Growing out my body hair gives me such a feeling of freedom. See I'm a dark haired, light skinned woman, even when I tried to keep up the illusion of a hairless body, stubble always gave me away, like a little kid hiding under her invisibility cloak. Also, I'm a grown ass woman and I've grown weary of the idea of making my body look prepubescent so as to be deemed attractive or acceptable. But most of all, I'm done hating my body and the magic with which it was made.
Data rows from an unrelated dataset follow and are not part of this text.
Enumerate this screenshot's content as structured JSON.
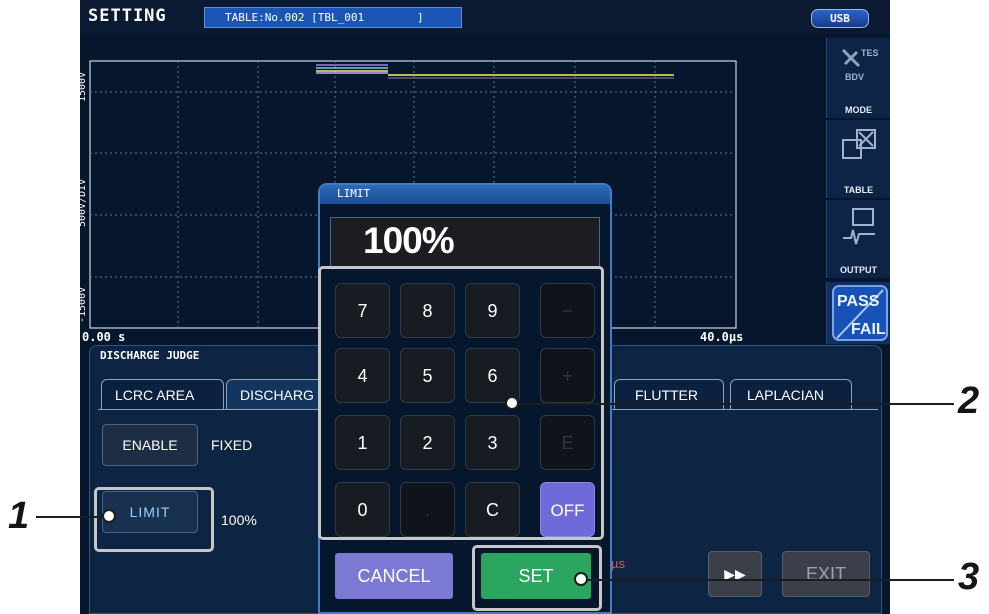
{
  "topbar": {
    "title": "SETTING",
    "table_text": "TABLE:No.002 [TBL_001        ]",
    "usb_label": "USB"
  },
  "waveform": {
    "y_top_label": "1500V",
    "y_mid_label": "500V/DIV",
    "y_bottom_label": "-1500V",
    "x_start_label": "0.00 s",
    "x_end_label": "40.0µs"
  },
  "sidebar": {
    "mode_label": "MODE",
    "mode_icon_text_top": "TEST",
    "mode_icon_text_bottom": "BDV",
    "table_label": "TABLE",
    "output_label": "OUTPUT",
    "pass_label": "PASS",
    "fail_label": "FAIL"
  },
  "judge_panel": {
    "header": "DISCHARGE JUDGE",
    "tabs": [
      {
        "label": "LCRC AREA"
      },
      {
        "label": "DISCHARG"
      },
      {
        "label": "FLUTTER"
      },
      {
        "label": "LAPLACIAN"
      }
    ],
    "enable_label": "ENABLE",
    "enable_value": "FIXED",
    "limit_label": "LIMIT",
    "limit_value": "100%",
    "partial_unit": "µs",
    "exit_label": "EXIT",
    "ff_icon": "fast-forward-icon"
  },
  "dialog": {
    "title": "LIMIT",
    "display_value": "100%",
    "keys": [
      "7",
      "8",
      "9",
      "−",
      "4",
      "5",
      "6",
      "+",
      "1",
      "2",
      "3",
      "E",
      "0",
      ".",
      "C",
      "OFF"
    ],
    "cancel_label": "CANCEL",
    "set_label": "SET"
  },
  "callouts": [
    "1",
    "2",
    "3"
  ],
  "colors": {
    "screen_bg": "#06162c",
    "set_green": "#2aa65e",
    "cancel_purple": "#7b79d3",
    "off_purple": "#6e6bd8",
    "trace_yellow": "#f2f06a"
  }
}
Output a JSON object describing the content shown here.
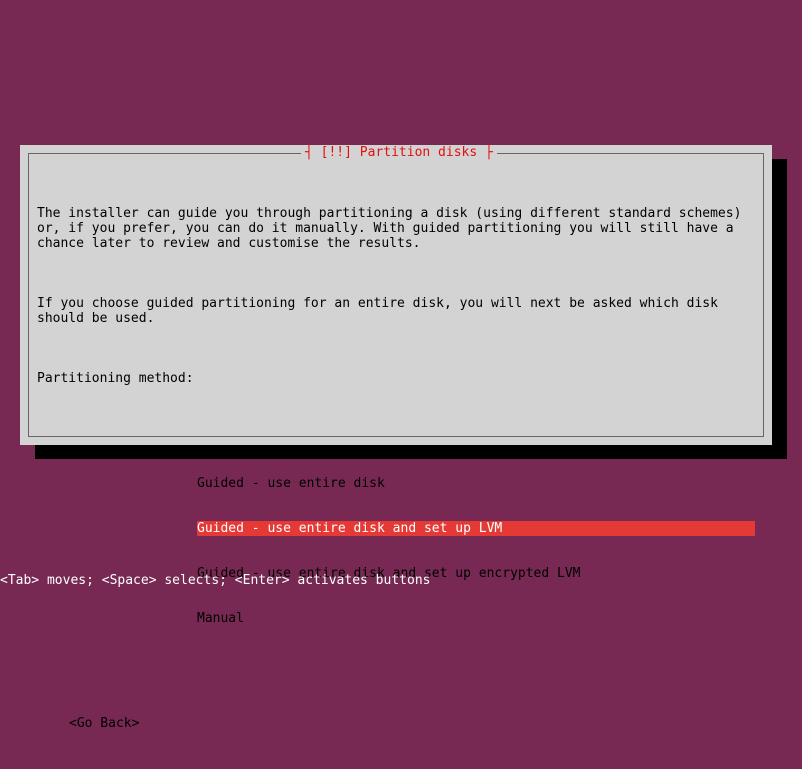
{
  "dialog": {
    "title": "[!!] Partition disks",
    "para1": "The installer can guide you through partitioning a disk (using different standard schemes) or, if you prefer, you can do it manually. With guided partitioning you will still have a chance later to review and customise the results.",
    "para2": "If you choose guided partitioning for an entire disk, you will next be asked which disk should be used.",
    "prompt": "Partitioning method:",
    "options": [
      "Guided - use entire disk",
      "Guided - use entire disk and set up LVM",
      "Guided - use entire disk and set up encrypted LVM",
      "Manual"
    ],
    "selected_index": 1,
    "go_back": "<Go Back>"
  },
  "footer": "<Tab> moves; <Space> selects; <Enter> activates buttons"
}
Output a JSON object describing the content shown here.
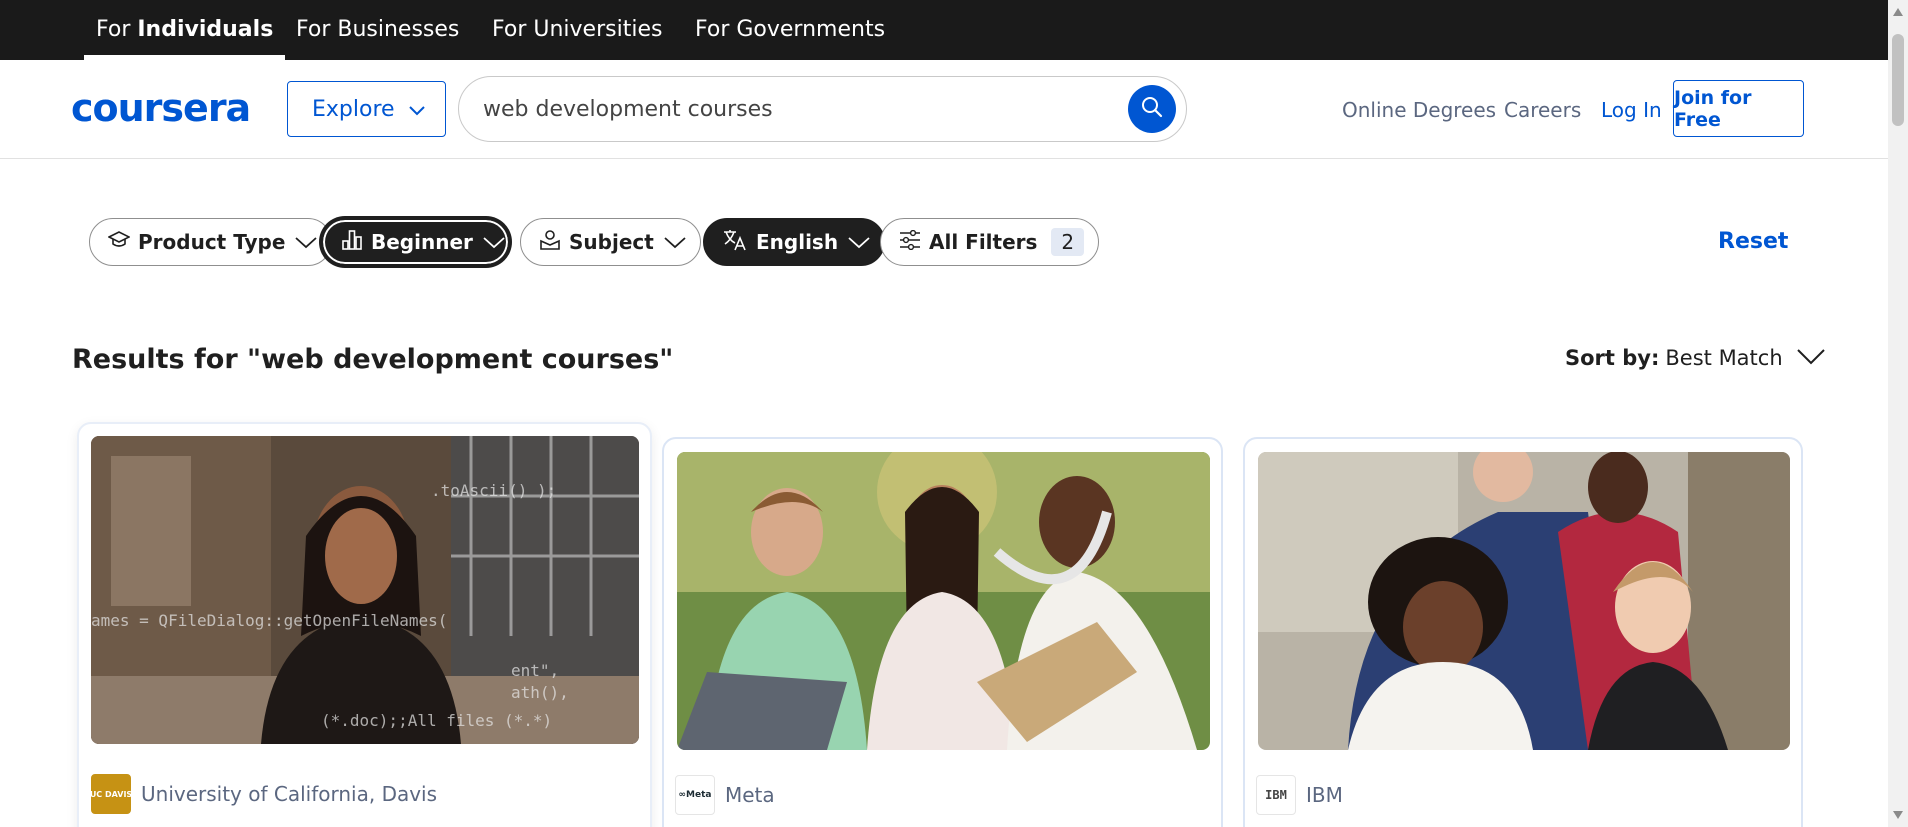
{
  "segments": [
    {
      "prefix": "For ",
      "bold": "Individuals",
      "label": "For Individuals"
    },
    {
      "label": "For Businesses"
    },
    {
      "label": "For Universities"
    },
    {
      "label": "For Governments"
    }
  ],
  "header": {
    "logo": "coursera",
    "explore": "Explore",
    "search_value": "web development courses",
    "links": {
      "online_degrees": "Online Degrees",
      "careers": "Careers",
      "login": "Log In",
      "join": "Join for Free"
    }
  },
  "filters": {
    "product_type": "Product Type",
    "level": "Beginner",
    "subject": "Subject",
    "language": "English",
    "all_filters": "All Filters",
    "all_filters_count": "2",
    "reset": "Reset"
  },
  "results": {
    "title": "Results for \"web development courses\"",
    "sort_label": "Sort by:",
    "sort_value": "Best Match"
  },
  "cards": [
    {
      "partner": "University of California, Davis",
      "logo_text": "UC DAVIS"
    },
    {
      "partner": "Meta",
      "logo_text": "∞Meta"
    },
    {
      "partner": "IBM",
      "logo_text": "IBM"
    }
  ],
  "colors": {
    "brand": "#0056d2",
    "topbar": "#1a1a1a",
    "dark_chip": "#1f1f1f"
  }
}
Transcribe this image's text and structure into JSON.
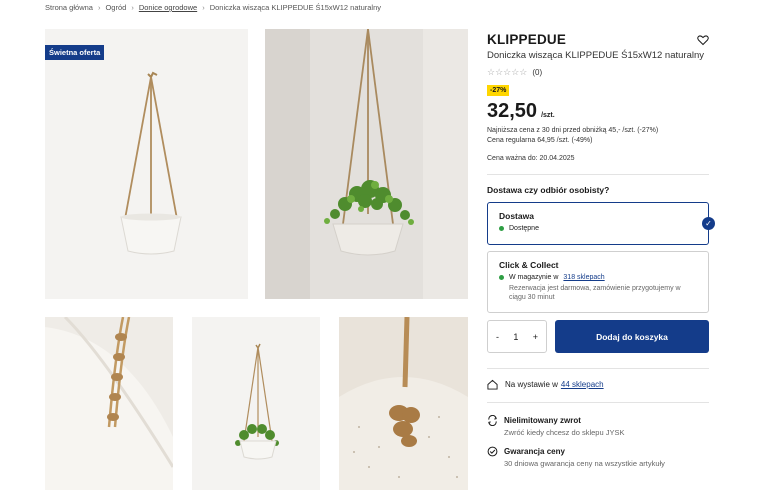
{
  "breadcrumb": {
    "items": [
      "Strona główna",
      "Ogród",
      "Donice ogrodowe",
      "Doniczka wisząca KLIPPEDUE Ś15xW12 naturalny"
    ],
    "sep": "›"
  },
  "gallery": {
    "badge": "Świetna oferta"
  },
  "product": {
    "brand": "KLIPPEDUE",
    "name": "Doniczka wisząca KLIPPEDUE Ś15xW12 naturalny",
    "rating_stars": "☆☆☆☆☆",
    "rating_count": "(0)",
    "discount": "-27%",
    "price": "32,50",
    "unit": "/szt.",
    "lowest_price": "Najniższa cena z 30 dni przed obniżką 45,- /szt. (-27%)",
    "regular_price": "Cena regularna 64,95 /szt. (-49%)",
    "valid_until": "Cena ważna do: 20.04.2025"
  },
  "delivery": {
    "question": "Dostawa czy odbiór osobisty?",
    "option_delivery": {
      "title": "Dostawa",
      "status": "Dostępne"
    },
    "option_cc": {
      "title": "Click & Collect",
      "status_prefix": "W magazynie w",
      "status_link": "318 sklepach",
      "note": "Rezerwacja jest darmowa, zamówienie przygotujemy w ciągu 30 minut"
    }
  },
  "cart": {
    "minus": "-",
    "quantity": "1",
    "plus": "+",
    "add_label": "Dodaj do koszyka"
  },
  "display": {
    "prefix": "Na wystawie w",
    "link": "44 sklepach"
  },
  "features": [
    {
      "title": "Nielimitowany zwrot",
      "desc": "Zwróć kiedy chcesz do sklepu JYSK",
      "icon": "return-icon"
    },
    {
      "title": "Gwarancja ceny",
      "desc": "30 dniowa gwarancja ceny na wszystkie artykuły",
      "icon": "guarantee-icon"
    }
  ],
  "colors": {
    "accent": "#143c8a",
    "badge_yellow": "#ffd600",
    "available": "#2e9e44"
  }
}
Even weeds are gorgeous flowers seen through the right eyes. #freespirit #effyourbeautystandards #bodypositive #bodyhair #hairyarmpits#natural #flowers #infullbloom #blooming #rebelle #girlswithtattoos #lotus #loveyourself #selflove #allbodiesarebeautiful #selfacceptance #inspiration #femaleempowerment #feminism #wildwoman #selfie #workofart #radicalselflove
There was no caption with Baddie's post but I love her and her tagline - 'stealing your man since 1928'.